Mrs Neill who started and has run Moreh Home for the aged since 1979, has helped a number of her clients and their families to organise their own funerals when they could not afford the cost of going through an undertaker.
She ran an information evening in Fairlie last week after being asked to share her knowledge.
She says Philip Tomlinson's book Arranging a funeral: what you can do for yourselves: a South Canterbury guide was her starting point when she began helping elderly in her care, or their families, plan for funerals.
"When my brother had cancer quite a few years ago I found out how I could help the family by keeping costs down. I've become involved in several funerals here, people did things themselves."
There are several different options for people wishing to bypass the funeral director, including making their own coffin. Families had held simple services at Moreh or at their own home.
"I'm not one to do funeral directors out of business but I do want to help people who financially are limited. Some folks simply cannot afford the funeral."
Mrs Neill says the process can be done for $1500-$2000, saving thousands.
In some cases, while the families did much of it themselves, aspects of an undertaker's services were also used, especially if it was better to embalm, which was sometimes the case when cancer was the cause of death, and rapid decomposition occurred.
South Canterbury Funeral Services manager Gary Burtenshaw said the biggest hurdle for bereaved families, emotionally, was handling the body and the reason why they needed funeral directors.

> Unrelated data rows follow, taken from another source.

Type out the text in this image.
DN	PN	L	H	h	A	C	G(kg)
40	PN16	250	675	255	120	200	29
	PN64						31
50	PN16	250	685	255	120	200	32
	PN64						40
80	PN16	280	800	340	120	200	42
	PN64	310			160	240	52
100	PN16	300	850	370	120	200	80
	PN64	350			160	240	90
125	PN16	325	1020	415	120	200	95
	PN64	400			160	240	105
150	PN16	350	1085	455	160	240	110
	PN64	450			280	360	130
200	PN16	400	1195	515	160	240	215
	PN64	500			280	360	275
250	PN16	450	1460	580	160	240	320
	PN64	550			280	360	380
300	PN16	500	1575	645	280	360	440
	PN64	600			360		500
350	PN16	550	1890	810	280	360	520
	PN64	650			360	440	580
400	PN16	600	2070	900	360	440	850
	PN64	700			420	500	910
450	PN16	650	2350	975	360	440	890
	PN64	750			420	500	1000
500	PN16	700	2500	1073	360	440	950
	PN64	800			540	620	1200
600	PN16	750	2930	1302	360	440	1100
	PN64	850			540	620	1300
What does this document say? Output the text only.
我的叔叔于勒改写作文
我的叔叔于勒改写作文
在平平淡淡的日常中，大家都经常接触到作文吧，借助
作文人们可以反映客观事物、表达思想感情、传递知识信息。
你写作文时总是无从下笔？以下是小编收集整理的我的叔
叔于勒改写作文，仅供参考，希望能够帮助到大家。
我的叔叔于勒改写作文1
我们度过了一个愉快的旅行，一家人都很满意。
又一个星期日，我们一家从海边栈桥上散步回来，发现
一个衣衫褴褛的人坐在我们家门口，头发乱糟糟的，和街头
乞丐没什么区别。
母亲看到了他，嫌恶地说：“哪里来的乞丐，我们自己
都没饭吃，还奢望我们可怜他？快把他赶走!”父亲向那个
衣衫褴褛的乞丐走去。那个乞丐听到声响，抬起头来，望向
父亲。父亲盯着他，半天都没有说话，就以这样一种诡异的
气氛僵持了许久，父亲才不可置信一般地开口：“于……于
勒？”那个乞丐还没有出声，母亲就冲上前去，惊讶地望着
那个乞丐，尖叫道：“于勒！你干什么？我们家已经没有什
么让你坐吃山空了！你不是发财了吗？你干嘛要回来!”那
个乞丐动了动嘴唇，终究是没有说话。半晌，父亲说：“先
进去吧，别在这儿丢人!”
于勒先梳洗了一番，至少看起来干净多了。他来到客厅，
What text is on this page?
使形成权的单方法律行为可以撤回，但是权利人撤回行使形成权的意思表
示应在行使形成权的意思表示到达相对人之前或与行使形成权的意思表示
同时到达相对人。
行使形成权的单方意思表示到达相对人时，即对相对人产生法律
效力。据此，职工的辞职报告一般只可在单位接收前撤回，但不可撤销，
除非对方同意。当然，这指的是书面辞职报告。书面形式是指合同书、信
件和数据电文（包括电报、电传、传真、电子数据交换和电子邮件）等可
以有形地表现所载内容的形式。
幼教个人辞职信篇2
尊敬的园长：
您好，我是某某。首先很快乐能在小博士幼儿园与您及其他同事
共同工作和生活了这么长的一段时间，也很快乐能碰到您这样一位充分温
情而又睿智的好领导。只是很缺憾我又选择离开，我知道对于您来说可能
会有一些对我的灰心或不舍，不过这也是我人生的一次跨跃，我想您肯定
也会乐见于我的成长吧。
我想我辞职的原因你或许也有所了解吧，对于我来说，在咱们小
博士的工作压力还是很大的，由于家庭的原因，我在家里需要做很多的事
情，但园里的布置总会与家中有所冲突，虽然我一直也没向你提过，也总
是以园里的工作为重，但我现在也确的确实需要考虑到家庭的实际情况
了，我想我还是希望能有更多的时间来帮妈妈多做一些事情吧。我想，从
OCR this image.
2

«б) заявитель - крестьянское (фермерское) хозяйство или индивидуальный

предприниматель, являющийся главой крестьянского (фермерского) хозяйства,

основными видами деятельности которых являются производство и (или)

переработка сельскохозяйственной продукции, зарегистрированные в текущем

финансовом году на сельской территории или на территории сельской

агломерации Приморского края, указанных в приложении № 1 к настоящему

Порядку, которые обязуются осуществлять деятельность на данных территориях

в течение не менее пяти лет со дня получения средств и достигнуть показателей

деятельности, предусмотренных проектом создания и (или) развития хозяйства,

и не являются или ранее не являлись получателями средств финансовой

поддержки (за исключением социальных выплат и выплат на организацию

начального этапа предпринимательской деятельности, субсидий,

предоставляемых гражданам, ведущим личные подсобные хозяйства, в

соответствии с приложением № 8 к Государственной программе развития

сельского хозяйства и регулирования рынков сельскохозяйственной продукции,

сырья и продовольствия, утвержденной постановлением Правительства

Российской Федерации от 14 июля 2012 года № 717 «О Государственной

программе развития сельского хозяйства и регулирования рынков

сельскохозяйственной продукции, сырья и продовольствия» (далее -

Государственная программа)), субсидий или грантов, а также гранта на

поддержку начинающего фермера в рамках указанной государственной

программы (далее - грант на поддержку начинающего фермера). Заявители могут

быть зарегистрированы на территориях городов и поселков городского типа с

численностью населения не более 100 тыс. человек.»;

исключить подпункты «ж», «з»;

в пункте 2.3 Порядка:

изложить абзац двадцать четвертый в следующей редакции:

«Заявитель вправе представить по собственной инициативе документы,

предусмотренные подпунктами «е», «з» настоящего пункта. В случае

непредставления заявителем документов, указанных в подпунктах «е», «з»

"We have been asked to do the removal and looking after the registration of a person and this can be as low as $2500 but with no service included."
With a service included, the price increases to around $7000 to $8000 with coffins being a variable ranging from $1200 to $5000. People choose to hand the whole process to funeral directors because it removes the burden from them, he said.
Mrs Neill said if families wanted to make their own funeral arrangements it was something that needed to be done in advance.
Ideally the family has sat around some time in advance and made decisions, sharing out tasks among family members. It can be therapeutic for people to play a part in the arrangements.
She has a builder contact who has made simple oblong coffins, while she also helped families source low cost coffins from Christchurch. A simple coffin could cost between $200 and $600.
Contrary to popular belief, embalming is not necessary, she said. However, if the family wanted to have their loved one at home for two or three days, embalming could be a good idea. People can do the paperwork themselves, including registering the death.
If choosing a burial rather than cremation, people needed to get a plot and there were costs involved with the local council around preparing the grave and filling it in afterwards.
Also unlike weddings, anyone can officiate at a funeral as long as it is respectful. In a service she helped with, the ashes were returned and a simple service held. While people must be buried in a legal place, ashes can be scattered anywhere.